John Webster
The Devil’s Law Case ACT 2. SCENE 2.
The action takes place at Naples

Enter Ercole and Contarino.


Contarino:
You'll not forgo your interest in my mistress?

Ercole:
My sword shall answer that: come, are you ready?

Contarino:
Before you fight sir, think upon your cause
It is a wondrous foul one, and I wish
That all your exercise these four days past
Had been employ'd in a most fervent prayer,
And the foul sin for which your are to fight
Chiefly remembered in't.

Ercole:
I'd as soon take
Your counsel in divinity at this present,
As I would take a kind direction from you
For the managing my weapon: and indeed,
Both would show much alike.
Come, are you ready?
Contarino:
Bethink yourself,
How fair the object is that we conted for.

Ercole:
O, I cannot forget it.


They fight. Ercole is wounded.


Contarino:
You are hurt.

Ercole:
Did you come hither only to tell me so,
Or to do it? I mean well, but 'twill not thrive.

Contarino:
Your cause, your cause, sir:
Will you yet be a man of conscience, and make
Restitution for your rage upon your death-bed?

Ercole:
Never, till the grave father one of us

They fight again


Contarino:
That was fair, and home I think.


Wounds Ercole


Ercole:
You prate as if you were in a fence-school.

Contarino:
Spare your youth, have compassion on yourself.

Ercole:
When I am all in pieces; I am now unfit
For any lady's bed; take the rest with you.

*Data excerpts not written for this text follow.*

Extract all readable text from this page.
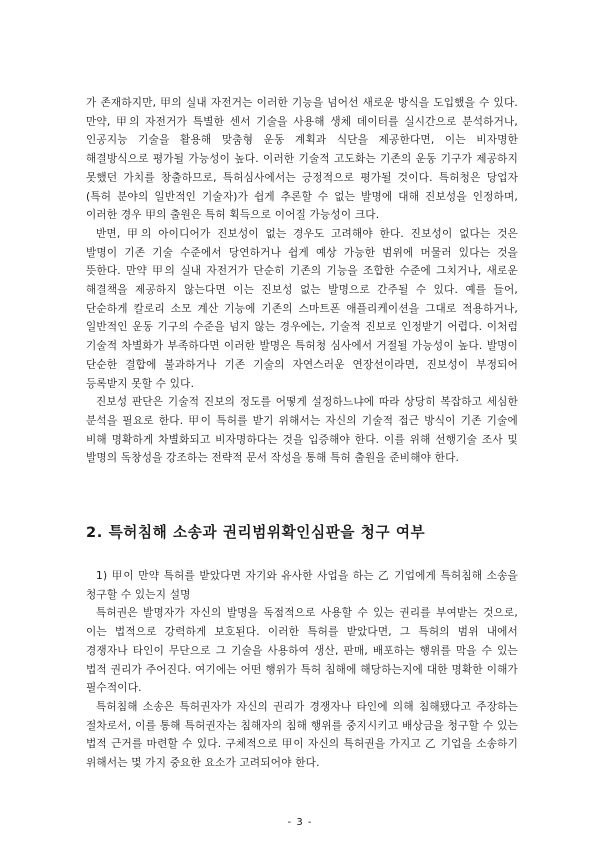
가 존재하지만, 甲의 실내 자전거는 이러한 기능을 넘어선 새로운 방식을 도입했을 수 있다. 만약, 甲의 자전거가 특별한 센서 기술을 사용해 생체 데이터를 실시간으로 분석하거나, 인공지능 기술을 활용해 맞춤형 운동 계획과 식단을 제공한다면, 이는 비자명한 해결방식으로 평가될 가능성이 높다. 이러한 기술적 고도화는 기존의 운동 기구가 제공하지 못했던 가치를 창출하므로, 특허심사에서는 긍정적으로 평가될 것이다. 특허청은 당업자(특허 분야의 일반적인 기술자)가 쉽게 추론할 수 없는 발명에 대해 진보성을 인정하며, 이러한 경우 甲의 출원은 특허 획득으로 이어질 가능성이 크다.

반면, 甲의 아이디어가 진보성이 없는 경우도 고려해야 한다. 진보성이 없다는 것은 발명이 기존 기술 수준에서 당연하거나 쉽게 예상 가능한 범위에 머물러 있다는 것을 뜻한다. 만약 甲의 실내 자전거가 단순히 기존의 기능을 조합한 수준에 그치거나, 새로운 해결책을 제공하지 않는다면 이는 진보성 없는 발명으로 간주될 수 있다. 예를 들어, 단순하게 칼로리 소모 계산 기능에 기존의 스마트폰 애플리케이션을 그대로 적용하거나, 일반적인 운동 기구의 수준을 넘지 않는 경우에는, 기술적 진보로 인정받기 어렵다. 이처럼 기술적 차별화가 부족하다면 이러한 발명은 특허청 심사에서 거절될 가능성이 높다. 발명이 단순한 결합에 불과하거나 기존 기술의 자연스러운 연장선이라면, 진보성이 부정되어 등록받지 못할 수 있다.

진보성 판단은 기술적 진보의 정도를 어떻게 설정하느냐에 따라 상당히 복잡하고 세심한 분석을 필요로 한다. 甲이 특허를 받기 위해서는 자신의 기술적 접근 방식이 기존 기술에 비해 명확하게 차별화되고 비자명하다는 것을 입증해야 한다. 이를 위해 선행기술 조사 및 발명의 독창성을 강조하는 전략적 문서 작성을 통해 특허 출원을 준비해야 한다.

2. 특허침해 소송과 권리범위확인심판을 청구 여부

1) 甲이 만약 특허를 받았다면 자기와 유사한 사업을 하는 乙 기업에게 특허침해 소송을 청구할 수 있는지 설명

특허권은 발명자가 자신의 발명을 독점적으로 사용할 수 있는 권리를 부여받는 것으로, 이는 법적으로 강력하게 보호된다. 이러한 특허를 받았다면, 그 특허의 범위 내에서 경쟁자나 타인이 무단으로 그 기술을 사용하여 생산, 판매, 배포하는 행위를 막을 수 있는 법적 권리가 주어진다. 여기에는 어떤 행위가 특허 침해에 해당하는지에 대한 명확한 이해가 필수적이다.

특허침해 소송은 특허권자가 자신의 권리가 경쟁자나 타인에 의해 침해됐다고 주장하는 절차로서, 이를 통해 특허권자는 침해자의 침해 행위를 중지시키고 배상금을 청구할 수 있는 법적 근거를 마련할 수 있다. 구체적으로 甲이 자신의 특허권을 가지고 乙 기업을 소송하기 위해서는 몇 가지 중요한 요소가 고려되어야 한다.

- 3 -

Contarino wounded, falls upon Ercole


Contarino:
I am lost in too much daring; yield your sword.
Ercole:
To the pangs of death I shall, but not to thee.

Contarino:
You are now at my rapairing, or confusion:
Beg your life.

Ercole:
O, most foolishly demanded,
To bid me beg that which thou canst not give.


Enter Romelio, Prospero, Baptista, Ariosto, and Julio


Prospero:
See both of them are lost: we come too late.

Romelio:
Take up the body, and convey it
To Saint Sebstian's monastery.

Contarino:
I will not part with his sword, I have won't.

Julio:
You shall not: take him up gently; so:
And bow his body, for fear of bleeding inward.
Well, these are perfect lovers.

Prospero:
Why, I pray?

Julio:
It has ever been my opinion,
That there are none love perfectly indeed,
But those that hang or drown themselves for love:
Now these have chose a death next to beheading;
They have cut one another's throats,
Brave valiant lads.

Prospero:
Come, you do ill, to set the name of valour
Upon a violent and mad despair.
Hence may all learn, that count such actions well,
The roots of fury shoot themselves to hell.